Question

A vernier callipers has 20 divisions on the vernier scale, which coincides with 19^th division on the main scale. The least count of the instrument is 0.1 mm. One main scale division is equal to ____mm.

• A. 1
• B. 0.5
• C. 2
• D. 5

Answer 1

The Correct Option is C

Given:
- 20 vernier scale divisions (VSD) coincide with 19 main scale divisions (MSD).
- Least count (L.C.) of the instrument is \( 0.1 \, \text{mm} \).

Step 1: Relation Between VSD and MSD
From the given data:

\[ 20 \, \text{VSD} = 19 \, \text{MSD}. \]

The value of one vernier scale division (1 VSD) is:

\[ 1 \, \text{VSD} = \frac{19}{20} \, \text{MSD}. \]
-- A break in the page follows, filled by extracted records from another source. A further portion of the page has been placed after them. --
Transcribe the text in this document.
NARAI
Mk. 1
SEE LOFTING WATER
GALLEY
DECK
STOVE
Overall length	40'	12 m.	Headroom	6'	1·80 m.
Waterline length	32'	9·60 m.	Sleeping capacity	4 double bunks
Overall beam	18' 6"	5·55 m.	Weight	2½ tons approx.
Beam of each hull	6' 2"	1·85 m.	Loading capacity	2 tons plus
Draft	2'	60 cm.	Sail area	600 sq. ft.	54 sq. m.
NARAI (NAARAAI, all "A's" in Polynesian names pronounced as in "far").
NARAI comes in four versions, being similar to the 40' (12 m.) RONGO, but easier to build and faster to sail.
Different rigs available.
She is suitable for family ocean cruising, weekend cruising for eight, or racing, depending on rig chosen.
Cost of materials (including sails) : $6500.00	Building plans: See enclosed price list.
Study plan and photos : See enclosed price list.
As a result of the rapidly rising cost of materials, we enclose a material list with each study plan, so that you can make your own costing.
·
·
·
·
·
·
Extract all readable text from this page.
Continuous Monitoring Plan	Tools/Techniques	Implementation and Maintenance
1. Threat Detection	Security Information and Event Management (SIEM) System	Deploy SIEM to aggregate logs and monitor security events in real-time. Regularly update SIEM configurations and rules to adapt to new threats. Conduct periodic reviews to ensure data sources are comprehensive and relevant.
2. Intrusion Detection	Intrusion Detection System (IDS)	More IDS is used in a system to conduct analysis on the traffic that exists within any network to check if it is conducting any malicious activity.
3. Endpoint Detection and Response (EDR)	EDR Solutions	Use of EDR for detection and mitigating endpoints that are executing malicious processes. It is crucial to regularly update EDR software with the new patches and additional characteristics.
Step 2: Calculating the Least Count
The least count (L.C.) is given by:

\[ \text{L.C.} = 1 \, \text{MSD} - 1 \, \text{VSD}. \]

Substituting the value of 1 VSD:

\[ \text{L.C.} = 1 \, \text{MSD} - \frac{19}{20} \, \text{MSD} = \frac{1}{20} \, \text{MSD}. \]

Given that the least count is \( 0.1 \, \text{mm} \):

\[ 0.1 \, \text{mm} = \frac{1}{20} \, \text{MSD}. \]

Multiplying both sides by 20:

\[ 1 \, \text{MSD} = 2 \, \text{mm}. \]

Therefore, one main scale division is equal to \( 2 \, \text{mm} \).

Answer 2

Step 1: Given data.
Number of vernier scale divisions (n) = 20
These 20 vernier divisions coincide with 19 main scale divisions.
Least count (LC) = 0.1 mm

Step 2: Formula for least count.
The least count of a vernier callipers is given by:
\[ LC = 1 \, \text{main scale division (MSD)} - 1 \, \text{vernier scale division (VSD)} \]

Step 3: Express 1 vernier scale division in terms of main scale divisions.
Since 20 VSD = 19 MSD,
\[ 1 \, \text{VSD} = \frac{19}{20} \, \text{MSD} \]

Step 4: Substitute in the least count formula.
\[ LC = 1 \, \text{MSD} - \frac{19}{20} \, \text{MSD} = \frac{1}{20} \, \text{MSD} \]
Given LC = 0.1 mm,
\[ 0.1 = \frac{1}{20} \times \text{MSD} \]
\[ \text{MSD} = 0.1 \times 20 = 2 \, \text{mm} \]

Step 5: Final Answer.
One main scale division (MSD) = 2 mm

Final Answer: 2